Bu olaydan sonra babam ablamı aramayı tenezzül dahi etmedi. Öfkeyle onu asla affetmeyeceğini söyleyip, nasıl olurda elin Hristiyanıyla böyle bir işe kalkışabilirmiş diye kızıp durdu. Ailemin bu öfkesine rağmen ben, hiçbir zaman ablama ve Adrian’a kızamadım.                                                           Bir gün ablamın, babamın gönlünü alacağını biliyordum. Fakat sanırım cesaret edemediğinden bu işe hiçbir zaman yeltenemedi. Aylar sonra Ramazan bayramı geldi çattı. Annem ve ben her ne kadar babama söylemesekte ablamın Ramazan bayramında bizi unutmayacağından emindik. 10 yaşındaki bir çocuğun umut dolu bekleyişleriyle camın önüne kurulup bahçeyi seyretmeye başladım. Gözlerim postacıyı arar, bekler oldu. Beklerken ise hayal kurmama engel olamıyordum. Canımdan çok sevdiğim ablam, bize şuan yaşadığı ülkeden eniştemle resmini gönderip sevgi dolu dileklerini ilettiği bir mektup hayal ediyordum.                                     Şimdi düşünüyorum da oldukça zor bir dönemmiş benim için. İnsanın hayatı bir yolculuktur derler ya, ben de bir yoldaydım fakat ilk 10 yılımı günlük güneşlik bir yolda geçirmiş, şimdi ise fırtınanın ortasında önümü görmekte zorlanıyormuş gibiydim. Hayatın bana sunduğu güzelliklerin üstüne oncacık yaşımda özlemi, umudu, sabretmeyi tatmıştım. Tüm hayatım yolunda iken yine de mızmızlanır dururdum. Fakat sonunda tüm bunların benim şımarıklığımdan dolayı olduğuna kanaat getirdim. Ve ablamın gitmesiyle asıl hüznü tattım.                                                                      Umut dolu, sabırlı bekleyişlerim boşa çıkmadı ve o postacı o gün evimize geldi. Bize Kanada’dan mektup getirdiğini söyleyerek evden ayrıldı. Mektup babamın elinde, oda da  herkesin gergin olmasından dolayı rahatsız edici bir sessizlik vardı. Babamın sinirli bir şekilde mektubu açmaya çalıştığı ve annemle nefeslerimizi tutup korkudan tek bir kelime dahi edemediğimiz o anı hiç unutamıyorum.                                                                                Mektup da aynen şunlar yazıyordu: Merhaba Ekrem Bey. Ben Adrian. Bugün Müslümanlar için oldukça önemli  bir gün olduğunu biliyorum. Bu özel gününüzde sizi unutmadığımı hatırlatarak Razaman bayramınızı en içten dileklerimle kutluyorum. Bir gün bu Ramazan bayramını hep birlikte geçirmeyi umuyorum. Kendinize iyi bakın.

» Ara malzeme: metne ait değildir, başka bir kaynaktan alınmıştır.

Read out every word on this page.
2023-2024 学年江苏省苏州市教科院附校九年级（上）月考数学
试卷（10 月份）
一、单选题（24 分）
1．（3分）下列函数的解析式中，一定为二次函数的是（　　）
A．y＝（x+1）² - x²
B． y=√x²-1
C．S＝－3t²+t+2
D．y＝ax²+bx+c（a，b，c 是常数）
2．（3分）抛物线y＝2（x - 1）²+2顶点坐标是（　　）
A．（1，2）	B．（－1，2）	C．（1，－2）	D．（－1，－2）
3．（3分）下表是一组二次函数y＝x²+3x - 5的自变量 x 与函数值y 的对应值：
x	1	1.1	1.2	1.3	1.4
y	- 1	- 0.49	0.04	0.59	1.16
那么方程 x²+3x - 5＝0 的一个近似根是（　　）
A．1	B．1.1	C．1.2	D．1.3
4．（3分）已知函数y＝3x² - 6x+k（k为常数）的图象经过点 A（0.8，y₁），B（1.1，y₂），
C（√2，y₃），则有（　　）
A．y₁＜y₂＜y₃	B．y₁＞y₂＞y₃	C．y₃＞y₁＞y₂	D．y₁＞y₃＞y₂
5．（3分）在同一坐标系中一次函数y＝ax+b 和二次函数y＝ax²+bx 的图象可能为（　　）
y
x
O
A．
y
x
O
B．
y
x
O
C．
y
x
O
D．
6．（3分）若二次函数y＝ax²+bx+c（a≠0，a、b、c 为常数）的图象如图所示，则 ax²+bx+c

Babam mektubu okur okumaz annem ve benim gözlerimin önünde mektubu minicik parçalar haline gelene kadar yırttı. Ve yere fırlatıp kalkıp gitti. Ne o günün akşam yemeğinde ne de bir başka gün mektup konusunu korkudan açamaz olduk. Ablam gitti gideli babam gergindi. Ve bu mektup meselesi onu daha da gergin yapıyordu. Sıcacık aile sohbetlerimizi özler olmuş, ailecek hiçbir şeyden keyif almıyor olmuştuk. Mutlu ailemiz dağılmış, yerine bir tek selam sabah vericek kadar az konuşur bir aile olmuştuk.
Uzun bir süre bu mektuplar kesilmişti. Fakat bir gün postacı kapımızı tekrar çalmıştı. Mektup yeniden Kanada’dan gelmişti. Mektubu bize Adrian göndermişti.                                         Mektup babamın elinde mırıldanarak okunurken kesik kesik şu sözleri duyabilmiştim: Merhaba Ekrem Bey. Ben Adrian. Bugün, biz Hristiyanlar için oldukça önemli bir gün. Burada Paskalya olarak adlandırılan yumurta bayramını neşeyle kutluyoruz. Paskalya bayramımızı burada anıyor ve bir gün sizlerle de bu bayramı anıcağımızı umarak en içten dileklerimi sunuyorum. Kendinize iyi bakın.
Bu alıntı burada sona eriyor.